We put the groceries away in the back of the car and, as he always has, he takes the cart to put it away.  I wait and then I see him return with the cart, open the back of the car and start to reach for the groceries. I ask him what he is doing and he says he is putting the groceries away.

We are having tacos for dinner. He actually makes the salad, while I cook the tacos and grate the cheese. And then he dumps his very hot, hot sauce all over the salad instead of putting it into his taco. I yell, “Stop” grab a large serving spoon and remove the top part of the salad with the hot sauce and put it on a separate plate.

It isn’t, as some think, just memory loss. It is confusion, loss in many ways. This is mild cognitive impairment which we were told may get better, stay the same or progress into some type of dementia such as Alzheimer’s, a disease his father died with—probably his grandfather also. The grandfather’s death certificate says died of insanity. When we obtained it, almost thirty years ago, we had no idea what that meant.

My husband’s younger sister has now been diagnosed with early dementia.   

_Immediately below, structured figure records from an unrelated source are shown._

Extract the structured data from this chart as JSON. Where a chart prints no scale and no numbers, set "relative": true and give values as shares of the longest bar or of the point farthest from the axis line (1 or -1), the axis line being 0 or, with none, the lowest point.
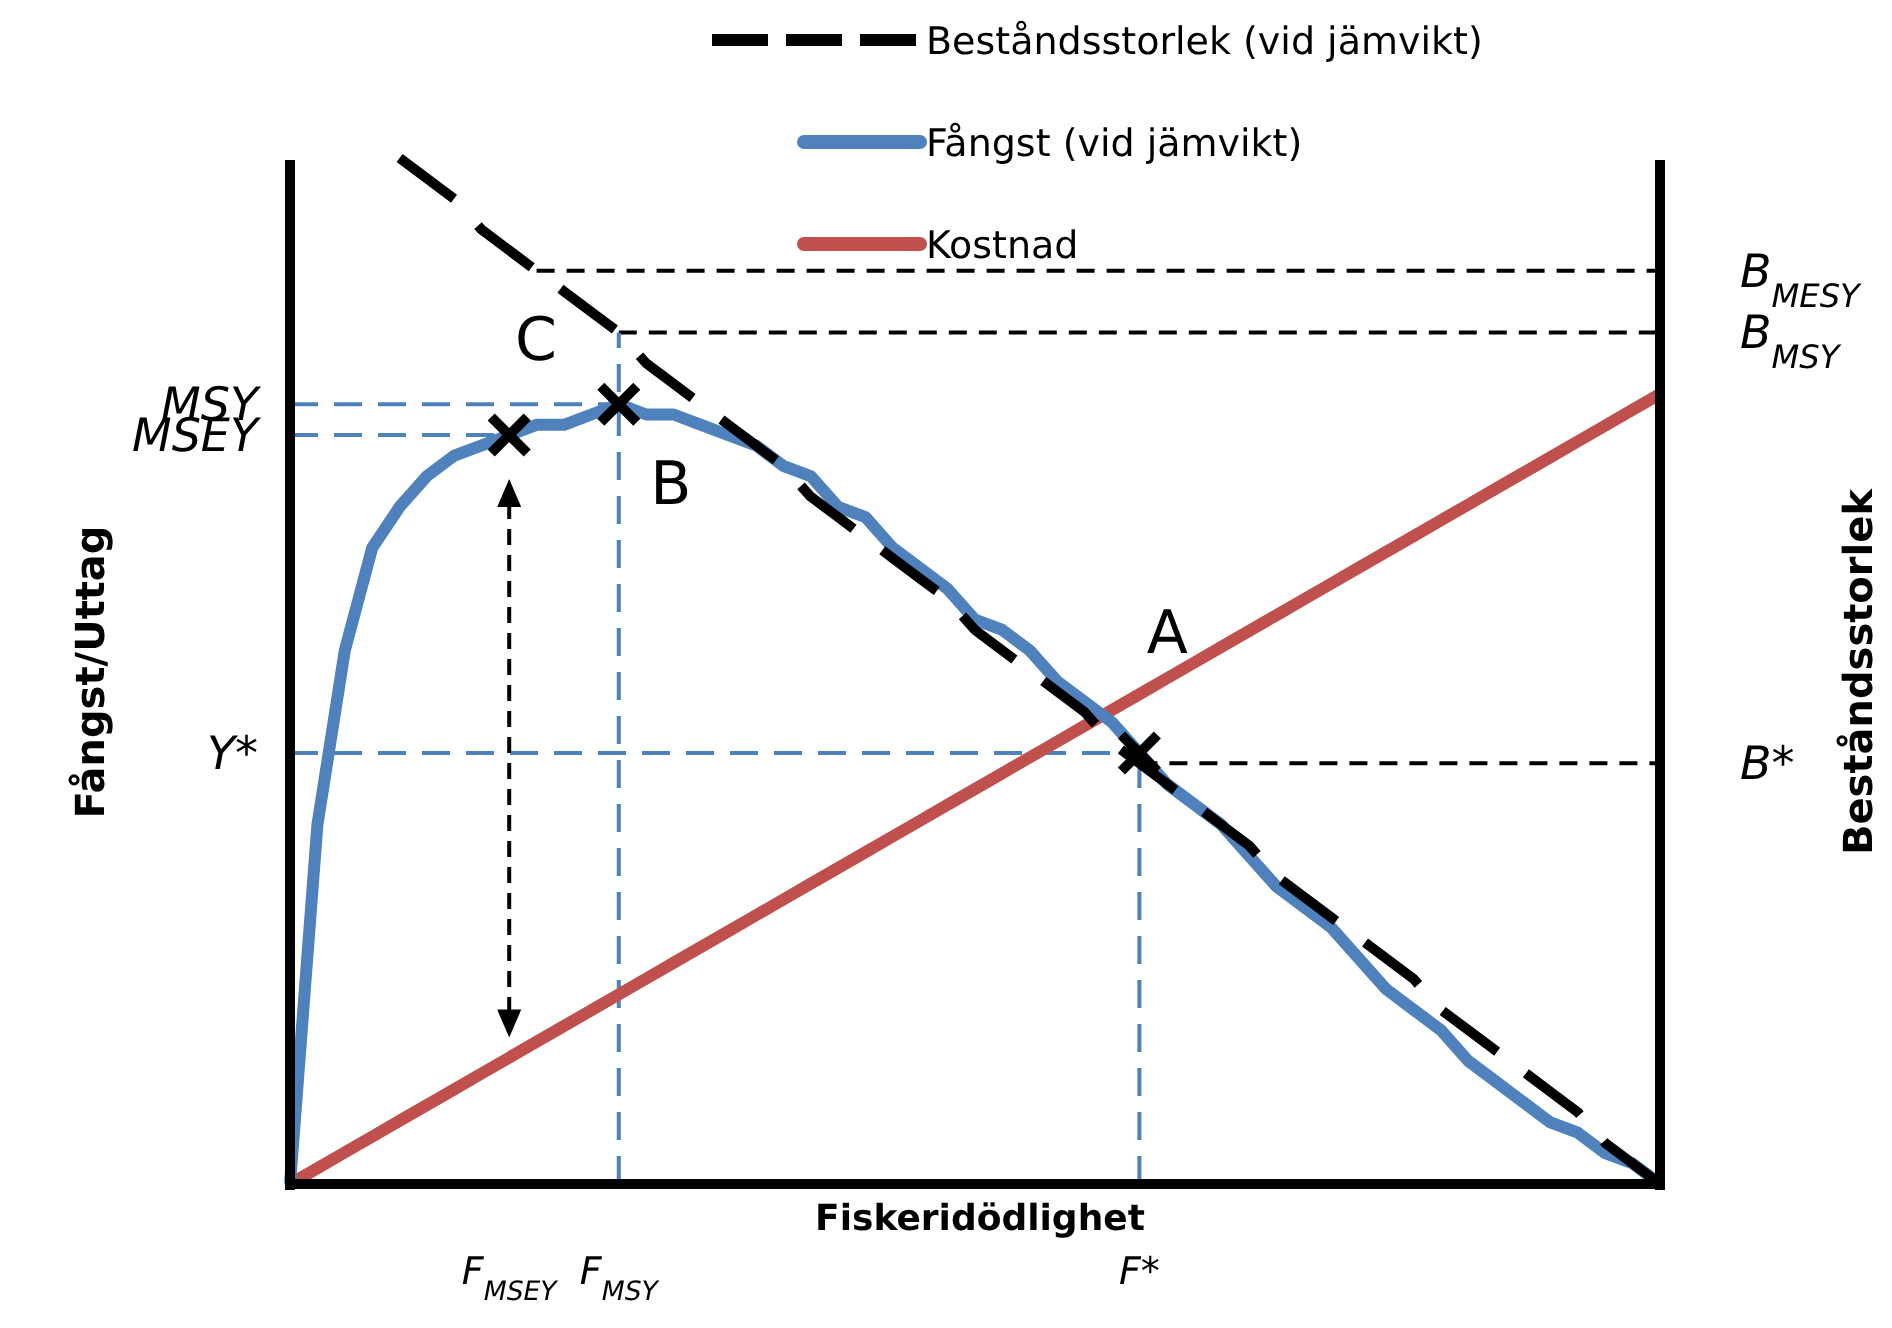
{
  "chart_data": {
    "type": "line",
    "relative": true,
    "xlabel": "Fiskeridödlighet",
    "ylabel": "Fångst/Uttag",
    "y2label": "Beståndsstorlek",
    "categories": [
      null,
      null,
      null,
      null,
      null,
      null,
      null,
      null,
      "F$_{MSEY}$",
      null,
      null,
      null,
      "F$_{MSY}$",
      null,
      null,
      null,
      null,
      null,
      null,
      null,
      null,
      null,
      null,
      null,
      null,
      null,
      null,
      null,
      null,
      null,
      null,
      "F*",
      null,
      null,
      null,
      null,
      null,
      null,
      null,
      null,
      null,
      null,
      null,
      null,
      null,
      null,
      null,
      null,
      null,
      null,
      null
    ],
    "series": [
      {
        "name": "Beståndsstorlek (vid jämvikt)",
        "color": "#000000",
        "line_style": "dashed",
        "values": [
          null,
          null,
          null,
          null,
          1,
          0.98,
          0.96,
          0.93,
          0.91,
          0.89,
          0.87,
          0.85,
          0.83,
          0.8,
          0.78,
          0.76,
          0.74,
          0.72,
          0.7,
          0.67,
          0.65,
          0.63,
          0.61,
          0.59,
          0.57,
          0.54,
          0.52,
          0.5,
          0.48,
          0.46,
          0.43,
          0.41,
          0.39,
          0.37,
          0.35,
          0.33,
          0.3,
          0.28,
          0.26,
          0.24,
          0.22,
          0.2,
          0.17,
          0.15,
          0.13,
          0.11,
          0.09,
          0.07,
          0.04,
          0.02,
          0
        ]
      },
      {
        "name": "Fångst (vid jämvikt)",
        "color": "#4f81bd",
        "values": [
          0,
          0.35,
          0.52,
          0.62,
          0.66,
          0.69,
          0.71,
          0.72,
          0.73,
          0.74,
          0.74,
          0.75,
          0.76,
          0.75,
          0.75,
          0.74,
          0.73,
          0.72,
          0.7,
          0.69,
          0.66,
          0.65,
          0.62,
          0.6,
          0.58,
          0.55,
          0.54,
          0.52,
          0.49,
          0.47,
          0.45,
          0.42,
          0.39,
          0.37,
          0.35,
          0.32,
          0.29,
          0.27,
          0.25,
          0.22,
          0.19,
          0.17,
          0.15,
          0.12,
          0.1,
          0.08,
          0.06,
          0.05,
          0.03,
          0.02,
          0
        ]
      },
      {
        "name": "Kostnad",
        "color": "#c0504d",
        "values": [
          0,
          0.0154,
          0.0308,
          0.0462,
          0.0616,
          0.077,
          0.0924,
          0.1078,
          0.1232,
          0.1386,
          0.154,
          0.1694,
          0.1848,
          0.2002,
          0.2156,
          0.231,
          0.2464,
          0.2618,
          0.2772,
          0.2926,
          0.308,
          0.3234,
          0.3388,
          0.3542,
          0.3696,
          0.385,
          0.4004,
          0.4158,
          0.4312,
          0.4466,
          0.462,
          0.4774,
          0.4928,
          0.5082,
          0.5236,
          0.539,
          0.5544,
          0.5698,
          0.5852,
          0.6006,
          0.616,
          0.6314,
          0.6468,
          0.6622,
          0.6776,
          0.693,
          0.7084,
          0.7238,
          0.7392,
          0.7546,
          0.77
        ]
      },
      {
        "type": "scatter",
        "color": "#000000",
        "marker": "cross",
        "values": [
          null,
          null,
          null,
          null,
          null,
          null,
          null,
          null,
          0.73,
          null,
          null,
          null,
          0.76,
          null,
          null,
          null,
          null,
          null,
          null,
          null,
          null,
          null,
          null,
          null,
          null,
          null,
          null,
          null,
          null,
          null,
          null,
          0.42,
          null,
          null,
          null,
          null,
          null,
          null,
          null,
          null,
          null,
          null,
          null,
          null,
          null,
          null,
          null,
          null,
          null,
          null,
          null
        ]
      }
    ],
    "ref_lines": [
      {
        "axis": "y",
        "value": 0.76,
        "label": "MSY",
        "color": "#4f81bd",
        "line_style": "dashed"
      },
      {
        "axis": "y",
        "value": 0.73,
        "label": "MSEY",
        "color": "#4f81bd",
        "line_style": "dashed"
      },
      {
        "axis": "y",
        "value": 0.42,
        "label": "Y*",
        "color": "#4f81bd",
        "line_style": "dashed"
      },
      {
        "axis": "y",
        "value": 0.89,
        "label": "B$_{MESY}$",
        "color": "#000000",
        "line_style": "dashed"
      },
      {
        "axis": "y",
        "value": 0.83,
        "label": "B$_{MSY}$",
        "color": "#000000",
        "line_style": "dashed"
      },
      {
        "axis": "y",
        "value": 0.41,
        "label": "B*",
        "color": "#000000",
        "line_style": "dashed"
      }
    ],
    "annotations": [
      {
        "text": "A",
        "x": "F*",
        "y": 0.42
      },
      {
        "text": "B",
        "x": "F$_{MSY}$",
        "y": 0.76
      },
      "C"
    ],
    "legend": "top"
  }
}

But here is something good. He loves to read. He loves to visit and will start a conversation with strangers, well, just because they smiled at him. He does, after all, look like Mark Twain. Just a week ago a lady stopped us in the grocery store. She asked me, “Has anyone ever told you your husband looks like Mark Twain?” Both my husband and I laughed. Strangers have walked up to him on the street to tell him they know who he is.

And he looks for an opening, to tell the stranger, about Jesus.

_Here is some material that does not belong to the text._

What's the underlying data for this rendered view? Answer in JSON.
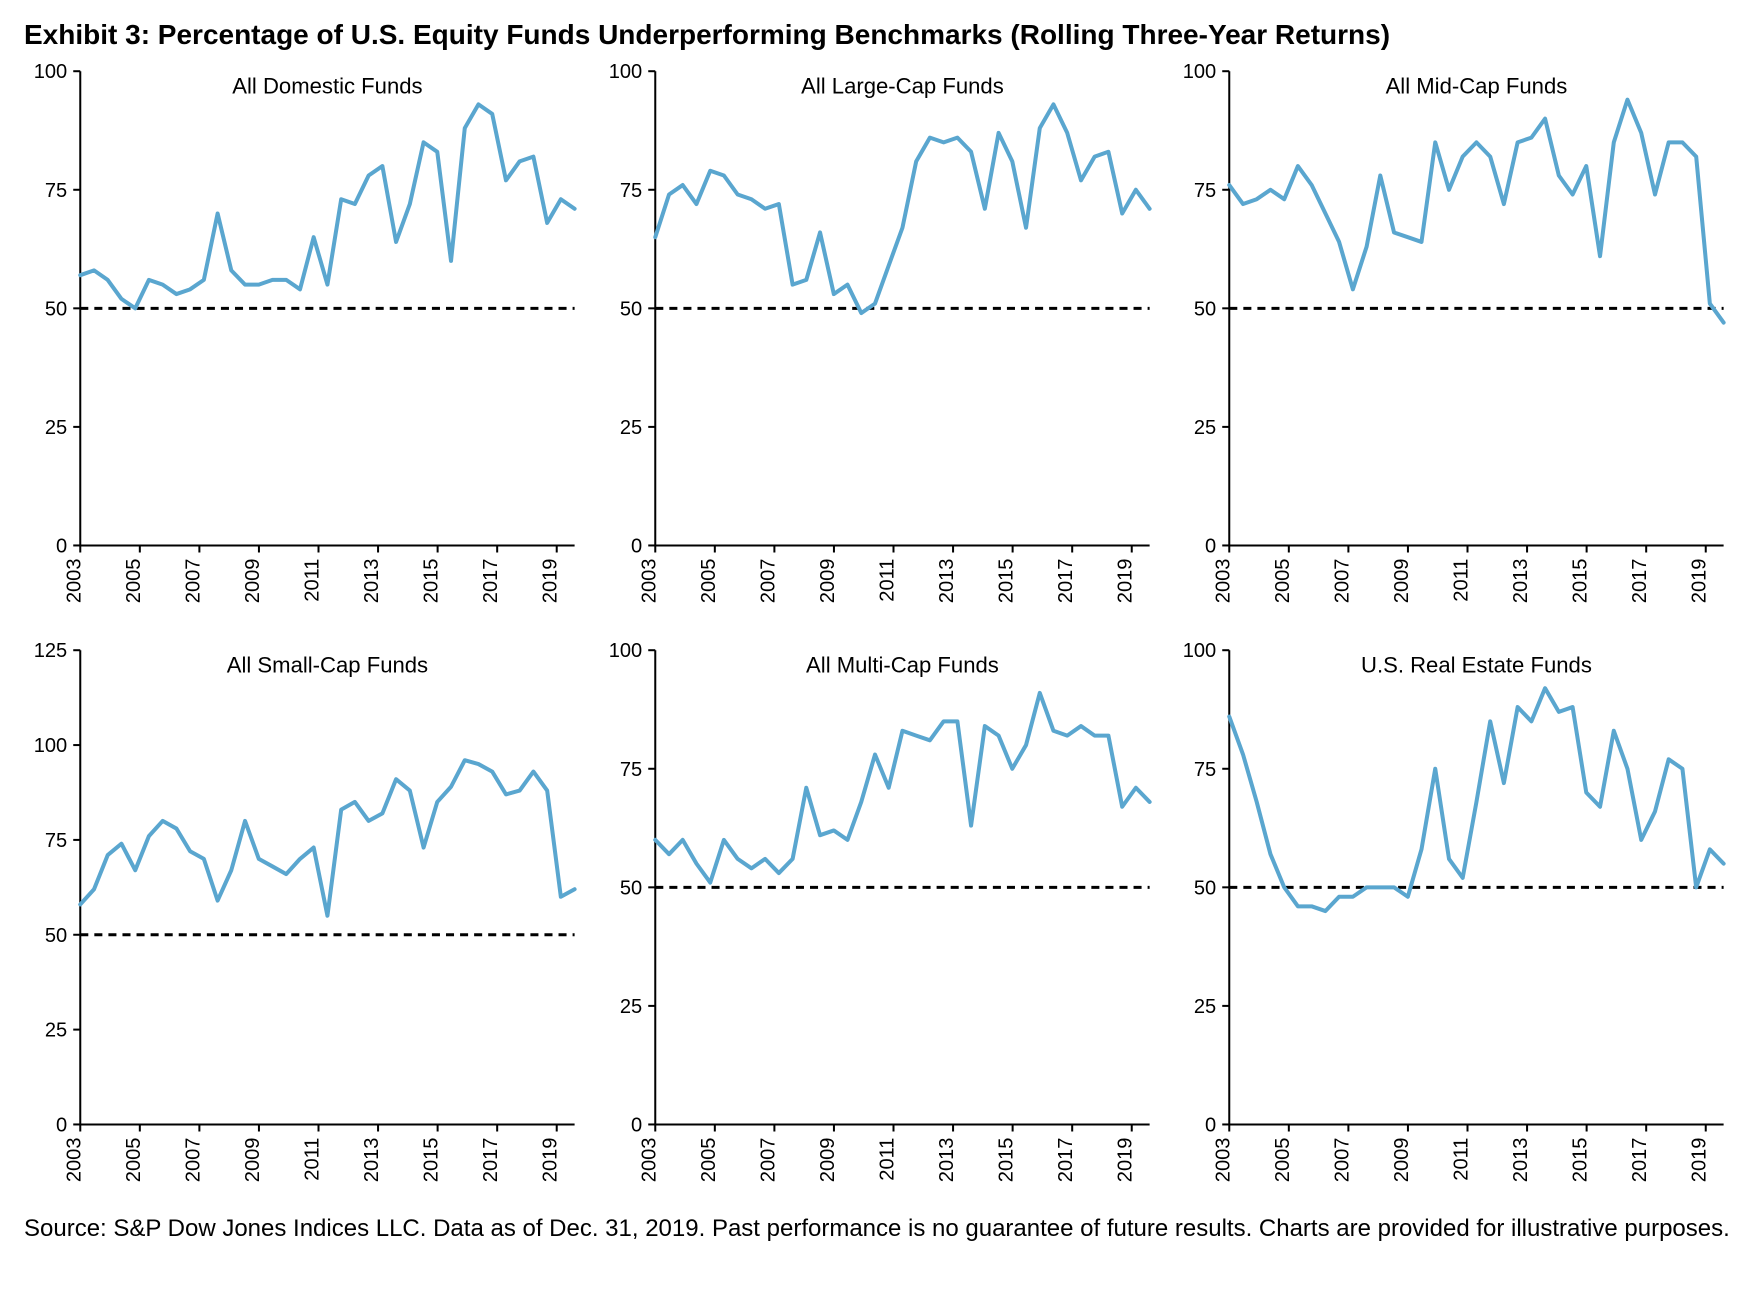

Brad is so sweet now—will yes—sometimes when I can’t understand him, or he can’t understand me, he gets loud. (And I have gotten loud, thinking he can’t hear me when actually he isn’t comprehending what I am saying.) But this is my time for learning patience. I am not a patient person and I too often forget that something is wrong. I have spent too many years enjoying the fun (yes, fun) of sparring with him over intellectual ideas. Our two ideal games, scrabble and cribbage, we can no longer play.

God is giving me his grace and insistently pulling away, here and there, my very rough edges. And he is teaching me to trust in ways and places I have-not experienced before.  Everything, is now my responsibility and so I am learning to hand it all back to the Lord I have walked with for so many years. Without the Lord Jesus Christ, ... But now, instead, while there is grief there is a great deal of joy, even fun. Yes, again, fun.

I will use this blog to write about our journey through this awful disease. Many do not understand it or think of it as only memory loss. Too many caregivers have been deserted by both friends and family (Not me!). I want to share what this journey means from a Christian point of view. It is an exploration for me as well as others.